Y lo nuevo es lo que más le apetece lucir, lo cual se nota en el repertorio: se dejó pocas piezas en el tintero de este último álbum. Después de Contra todos, atacó una composición cenital de la nueva remesa. Puntos suspensivos: “Recuérdame de que está hecho el amor. De viento, de puro viento”. La temperatura emocional se elevaba, al igual que la luna, plena en su redondez.
La banda con la que recorre España estos meses sonaba rotunda y nítida a un tiempo. Íntima y arrolladora, según tocase. Saxo, violín, piano… Por supuesto, bajo, guitarras y batería. La maquinaria perfectamente engrasada. “Ale, ale, Sevilla”, jaleaba Robe a la concurrencia, que degustaba la obra nueva de su héroe con gusto y familiaridad a pesar de su escaso recorrido. Pero, claro, cuando llegaban las reminiscencias de Extremo se removía un temblor profundo, que remitía a los antiguos aquelarres. Con los primeros acordes de Standby, empezaron a volar los primeros minis, como en un partido de Inglaterra. Lluvia de birra para refrigerar el sudoroso tumulto.
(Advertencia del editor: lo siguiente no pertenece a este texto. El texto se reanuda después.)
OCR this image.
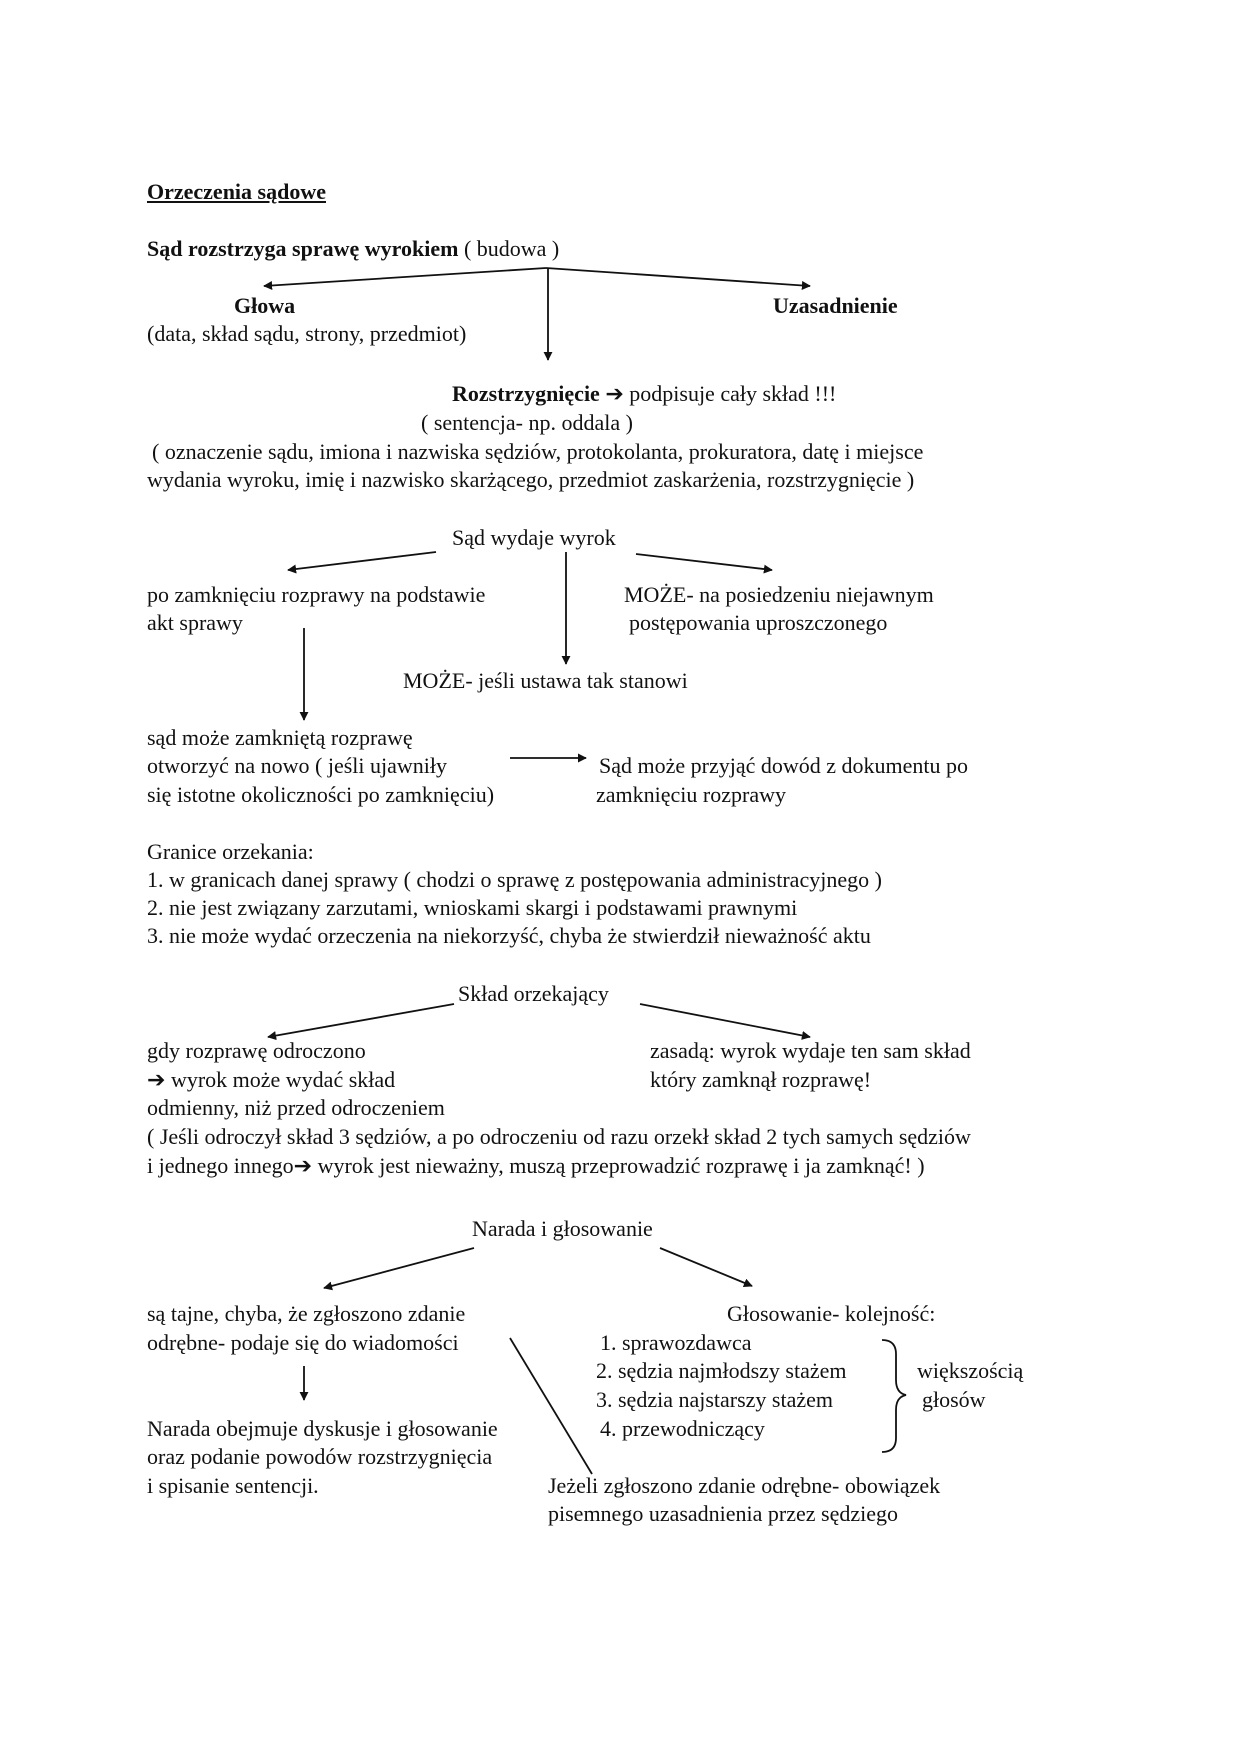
Orzeczenia sądowe
Sąd rozstrzyga sprawę wyrokiem ( budowa )
Głowa
(data, skład sądu, strony, przedmiot)
Uzasadnienie
Rozstrzygnięcie ➔ podpisuje cały skład !!!
( sentencja- np. oddala )
( oznaczenie sądu, imiona i nazwiska sędziów, protokolanta, prokuratora, datę i miejsce
wydania wyroku, imię i nazwisko skarżącego, przedmiot zaskarżenia, rozstrzygnięcie )
Sąd wydaje wyrok
po zamknięciu rozprawy na podstawie
akt sprawy
MOŻE- na posiedzeniu niejawnym
postępowania uproszczonego
MOŻE- jeśli ustawa tak stanowi
sąd może zamkniętą rozprawę
otworzyć na nowo ( jeśli ujawniły
się istotne okoliczności po zamknięciu)
Sąd może przyjąć dowód z dokumentu po
zamknięciu rozprawy
Granice orzekania:
1. w granicach danej sprawy ( chodzi o sprawę z postępowania administracyjnego )
2. nie jest związany zarzutami, wnioskami skargi i podstawami prawnymi
3. nie może wydać orzeczenia na niekorzyść, chyba że stwierdził nieważność aktu
Skład orzekający
gdy rozprawę odroczono
➔ wyrok może wydać skład
odmienny, niż przed odroczeniem
zasadą: wyrok wydaje ten sam skład
który zamknął rozprawę!
( Jeśli odroczył skład 3 sędziów, a po odroczeniu od razu orzekł skład 2 tych samych sędziów
i jednego innego➔ wyrok jest nieważny, muszą przeprowadzić rozprawę i ja zamknąć! )
Narada i głosowanie
są tajne, chyba, że zgłoszono zdanie
odrębne- podaje się do wiadomości
Narada obejmuje dyskusje i głosowanie
oraz podanie powodów rozstrzygnięcia
i spisanie sentencji.
Głosowanie- kolejność:
1. sprawozdawca
2. sędzia najmłodszy stażem
3. sędzia najstarszy stażem
4. przewodniczący
większością
głosów
Jeżeli zgłoszono zdanie odrębne- obowiązek
pisemnego uzasadnienia przez sędziego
Daba pie a un tramo con canciones del mítico grupo hoy ya desarticulado. Buscando una luna (“Yo tó borracha consumo las horas, / mientras encuentro una luna que ande sola”) y Si te vas. Fiebre en los tendidos. Con sus 62 palos (lo de palos es en este caso una metáfora muy literal), Robe acostumbra a concederse un descanso. Casi media hora de interludio, tras la que vuelve para quemar las naves, para guitarrear con mala leche. Haz que tiemble, brutal. Poema sobrecogido, sinfonismo rockero con perfume aflamencado. Las dos Mayeúticas, crescendos que levantan un muerto.
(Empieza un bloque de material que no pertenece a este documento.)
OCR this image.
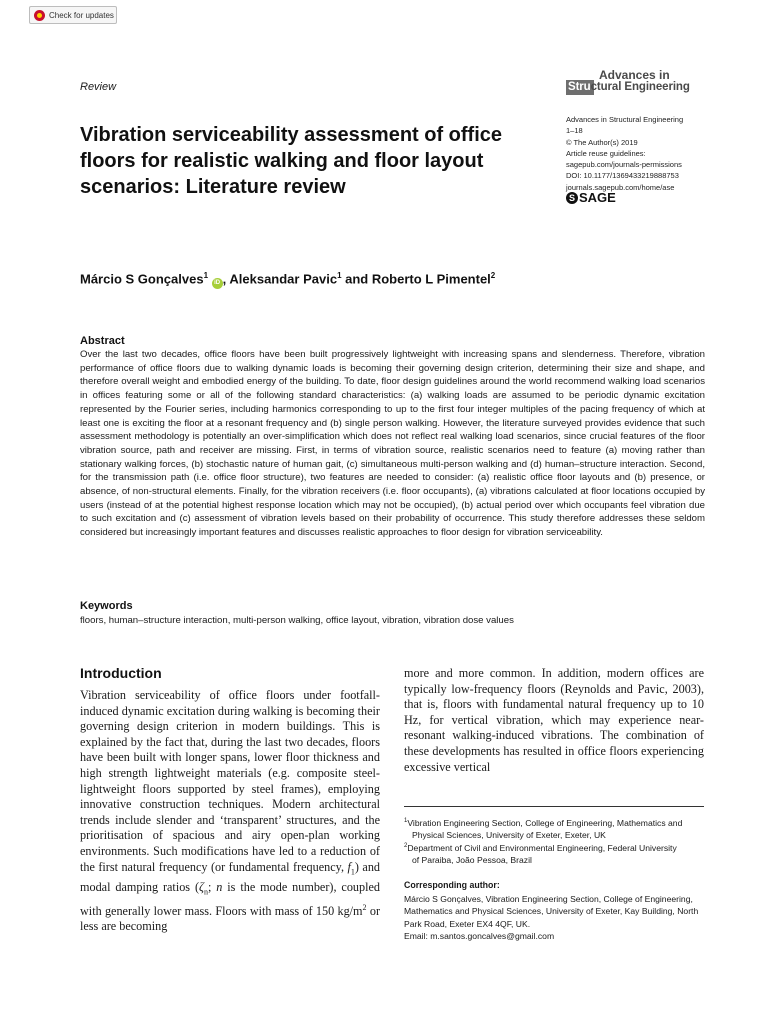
Check for updates
Review
Advances in
Structural Engineering
Advances in Structural Engineering
1–18
© The Author(s) 2019
Article reuse guidelines:
sagepub.com/journals-permissions
DOI: 10.1177/1369433219888753
journals.sagepub.com/home/ase
S SAGE
Vibration serviceability assessment of office floors for realistic walking and floor layout scenarios: Literature review
Márcio S Gonçalves$^1$ iD , Aleksandar Pavic$^1$ and Roberto L Pimentel$^2$
Abstract
Over the last two decades, office floors have been built progressively lightweight with increasing spans and slenderness. Therefore, vibration performance of office floors due to walking dynamic loads is becoming their governing design criterion, determining their size and shape, and therefore overall weight and embodied energy of the building. To date, floor design guidelines around the world recommend walking load scenarios in offices featuring some or all of the following standard characteristics: (a) walking loads are assumed to be periodic dynamic excitation represented by the Fourier series, including harmonics corresponding to up to the first four integer multiples of the pacing frequency of which at least one is exciting the floor at a resonant frequency and (b) single person walking. However, the literature surveyed provides evidence that such assessment methodology is potentially an over-simplification which does not reflect real walking load scenarios, since crucial features of the floor vibration source, path and receiver are missing. First, in terms of vibration source, realistic scenarios need to feature (a) moving rather than stationary walking forces, (b) stochastic nature of human gait, (c) simultaneous multi-person walking and (d) human–structure interaction. Second, for the transmission path (i.e. office floor structure), two features are needed to consider: (a) realistic office floor layouts and (b) presence, or absence, of non-structural elements. Finally, for the vibration receivers (i.e. floor occupants), (a) vibrations calculated at floor locations occupied by users (instead of at the potential highest response location which may not be occupied), (b) actual period over which occupants feel vibration due to such excitation and (c) assessment of vibration levels based on their probability of occurrence. This study therefore addresses these seldom considered but increasingly important features and discusses realistic approaches to floor design for vibration serviceability.
Keywords
floors, human–structure interaction, multi-person walking, office layout, vibration, vibration dose values
Introduction
Vibration serviceability of office floors under footfall-induced dynamic excitation during walking is becoming their governing design criterion in modern buildings. This is explained by the fact that, during the last two decades, floors have been built with longer spans, lower floor thickness and high strength lightweight materials (e.g. composite steel-lightweight floors supported by steel frames), employing innovative construction techniques. Modern architectural trends include slender and ‘transparent’ structures, and the prioritisation of spacious and airy open-plan working environments. Such modifications have led to a reduction of the first natural frequency (or fundamental frequency, $f_1$) and modal damping ratios ($\zeta_n$; n is the mode number), coupled with generally lower mass. Floors with mass of 150 $kg/m^2$ or less are becoming
more and more common. In addition, modern offices are typically low-frequency floors (Reynolds and Pavic, 2003), that is, floors with fundamental natural frequency up to 10 Hz, for vertical vibration, which may experience near-resonant walking-induced vibrations. The combination of these developments has resulted in office floors experiencing excessive vertical
$^1$Vibration Engineering Section, College of Engineering, Mathematics and
Physical Sciences, University of Exeter, Exeter, UK
$^2$Department of Civil and Environmental Engineering, Federal University
of Paraiba, João Pessoa, Brazil
Corresponding author:
Márcio S Gonçalves, Vibration Engineering Section, College of Engineering, Mathematics and Physical Sciences, University of Exeter, Kay Building, North Park Road, Exeter EX4 4QF, UK.
Email: m.santos.goncalves@gmail.com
Y así hasta el finale esperado por todo el mundo para bailarlo a muerte. Con la exhortación de Robe a escapar de la trampa del materialismo empobrecedor. Ama, ama y ensancha el alma. “Quisiera que mi voz fuera tan fuerte…”. La suya realmente luce un estado de forma admirable. Sin perder su raíz salvaje, la modula hoy con una mayor versatilidad. Guitarra en alto, de lado a lado del escenario, se tocaba el corazón y agradecía tanto afecto. Candor y rabia. Un concierto, en fin, para ensanchar el alma y empezar el verano con un chute vitalista en vena.